A great hullabaloo it caused when Chip Tsao’s column entitled “The War at Home” was punlished in a Hong Kong magazine. In what clearly appeared to be tongue-in-cheek to this OFW anyway, Tsao stated that the Philippines didn’t have a Chinaman’s chance in the country’s claim to a group of islands in the South China Sea so long as they could hold hostage the large number of Filipina maids in Hong Kong. “There are more than 130,000 Filipina maids working at $3,580-a-month cheap labor in Hong Kong. As a nation of servants, you don’t flex your muscles at your master, from whom you earn most of your bread and butter.”
Turned out his domestic helpers were from Indonesia but he added: “I summoned Louisa, my domestic assistant who holds a degree in international politics from the University of Manila, hung a map on the wall, and gave her a harsh lecture. I sternly warned her that if she wants her wages increased next year, she had better tell every one of her compatriots in Statue Square on Sunday that the entirety of the Spratly Islands belongs to China.”

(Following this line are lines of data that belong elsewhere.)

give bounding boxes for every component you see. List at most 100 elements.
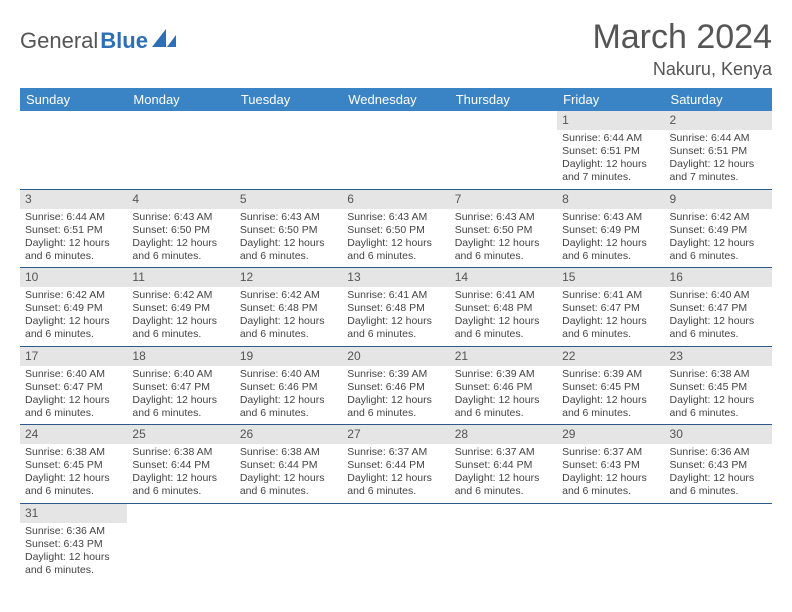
day-number: 25 — [127, 425, 234, 444]
calendar-cell: 7Sunrise: 6:43 AMSunset: 6:50 PMDaylight… — [450, 189, 557, 268]
sunset-line: Sunset: 6:51 PM — [670, 145, 767, 158]
day-details: Sunrise: 6:38 AMSunset: 6:44 PMDaylight:… — [127, 444, 234, 503]
sunrise-line: Sunrise: 6:36 AM — [670, 446, 767, 459]
calendar-row: 24Sunrise: 6:38 AMSunset: 6:45 PMDayligh… — [20, 425, 772, 504]
sunset-line: Sunset: 6:47 PM — [25, 381, 122, 394]
day-details: Sunrise: 6:42 AMSunset: 6:49 PMDaylight:… — [127, 287, 234, 346]
day-details: Sunrise: 6:38 AMSunset: 6:45 PMDaylight:… — [20, 444, 127, 503]
calendar-cell: 16Sunrise: 6:40 AMSunset: 6:47 PMDayligh… — [665, 268, 772, 347]
calendar-cell: .. — [127, 503, 234, 581]
day-details: Sunrise: 6:40 AMSunset: 6:47 PMDaylight:… — [665, 287, 772, 346]
day-details: Sunrise: 6:39 AMSunset: 6:46 PMDaylight:… — [342, 366, 449, 425]
sunrise-line: Sunrise: 6:37 AM — [562, 446, 659, 459]
sunrise-line: Sunrise: 6:38 AM — [132, 446, 229, 459]
calendar-cell: 6Sunrise: 6:43 AMSunset: 6:50 PMDaylight… — [342, 189, 449, 268]
daylight-line: Daylight: 12 hours and 6 minutes. — [25, 237, 122, 263]
day-details: Sunrise: 6:43 AMSunset: 6:50 PMDaylight:… — [127, 209, 234, 268]
sunset-line: Sunset: 6:46 PM — [455, 381, 552, 394]
calendar-cell: 29Sunrise: 6:37 AMSunset: 6:43 PMDayligh… — [557, 425, 664, 504]
day-details: Sunrise: 6:41 AMSunset: 6:47 PMDaylight:… — [557, 287, 664, 346]
sunset-line: Sunset: 6:43 PM — [670, 459, 767, 472]
day-details: Sunrise: 6:42 AMSunset: 6:49 PMDaylight:… — [20, 287, 127, 346]
sunset-line: Sunset: 6:50 PM — [240, 224, 337, 237]
sunrise-line: Sunrise: 6:41 AM — [455, 289, 552, 302]
sunrise-line: Sunrise: 6:44 AM — [670, 132, 767, 145]
daylight-line: Daylight: 12 hours and 6 minutes. — [132, 315, 229, 341]
calendar-cell: 12Sunrise: 6:42 AMSunset: 6:48 PMDayligh… — [235, 268, 342, 347]
sunset-line: Sunset: 6:44 PM — [347, 459, 444, 472]
day-number: 1 — [557, 111, 664, 130]
daylight-line: Daylight: 12 hours and 6 minutes. — [25, 472, 122, 498]
day-number: 4 — [127, 190, 234, 209]
day-details: Sunrise: 6:42 AMSunset: 6:49 PMDaylight:… — [665, 209, 772, 268]
daylight-line: Daylight: 12 hours and 6 minutes. — [562, 315, 659, 341]
daylight-line: Daylight: 12 hours and 6 minutes. — [347, 472, 444, 498]
sunset-line: Sunset: 6:45 PM — [25, 459, 122, 472]
daylight-line: Daylight: 12 hours and 6 minutes. — [132, 472, 229, 498]
calendar-cell: 31Sunrise: 6:36 AMSunset: 6:43 PMDayligh… — [20, 503, 127, 581]
day-details: Sunrise: 6:36 AMSunset: 6:43 PMDaylight:… — [20, 523, 127, 582]
calendar-cell: 10Sunrise: 6:42 AMSunset: 6:49 PMDayligh… — [20, 268, 127, 347]
sunset-line: Sunset: 6:49 PM — [132, 302, 229, 315]
calendar-row: 17Sunrise: 6:40 AMSunset: 6:47 PMDayligh… — [20, 346, 772, 425]
day-number: 24 — [20, 425, 127, 444]
weekday-header: Thursday — [450, 88, 557, 111]
sunset-line: Sunset: 6:49 PM — [562, 224, 659, 237]
day-number: 30 — [665, 425, 772, 444]
daylight-line: Daylight: 12 hours and 6 minutes. — [670, 472, 767, 498]
day-number: 7 — [450, 190, 557, 209]
weekday-header: Monday — [127, 88, 234, 111]
calendar-cell: .. — [235, 503, 342, 581]
weekday-header: Sunday — [20, 88, 127, 111]
calendar-cell: 11Sunrise: 6:42 AMSunset: 6:49 PMDayligh… — [127, 268, 234, 347]
logo: GeneralBlue — [20, 18, 178, 54]
day-number: 3 — [20, 190, 127, 209]
day-details: Sunrise: 6:44 AMSunset: 6:51 PMDaylight:… — [665, 130, 772, 189]
daylight-line: Daylight: 12 hours and 6 minutes. — [132, 237, 229, 263]
calendar-cell: 14Sunrise: 6:41 AMSunset: 6:48 PMDayligh… — [450, 268, 557, 347]
daylight-line: Daylight: 12 hours and 6 minutes. — [562, 472, 659, 498]
sunset-line: Sunset: 6:43 PM — [25, 538, 122, 551]
sunrise-line: Sunrise: 6:42 AM — [132, 289, 229, 302]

A firestorm predictably erupted, principally arising from the very prominent political sectors responsible for transforming us into, well, a nation of servants. Nothing to be proud of but nothing to be ashamed about either. We overseas Filipinos are everywhere, scrambling to provide better futures for our families because we just have to do it. We don’t have much time for self-pity, we just suck it up and keep on serving. Back home in the Philippines, you will hear some fellow Filipinos denigrate those physicians who became nurses and how they were now reduced to wiping the posteriors of foreigners. Unfortunately, in our attempt to justify failure, we frequently console ourselves by imagining an even less desirable existence elsewhere. I’ve never been embarrassed to declare that I’ve wiped my share of foreign posteriors.
We must, as a nation accept our lot. Not unlike devastated Japan after their surrender in World War II, we need to remember Emperor Hirohito’s admonition to his country: “for all the generations to come by enduring the unavoidable and suffering what is insufferable”. “Beware most strictly of any outbursts of emotion that may engender needless complications, of any fraternal contention and strife that may create confusion, lead you astray and cause you to lose the confidence of the world.”
“Let the entire nation continue as one family from generation to generation, ever firm in its faith of the imperishableness of its divine land, and mindful of its heavy burden of responsibilities, and the long road before it. Unite your total strength to be devoted to the construction for the future. Cultivate the ways of rectitude, nobility of spirit, and work with resolution so that you may enhance the innate glory of the Imperial State and keep pace with the progress of the world.”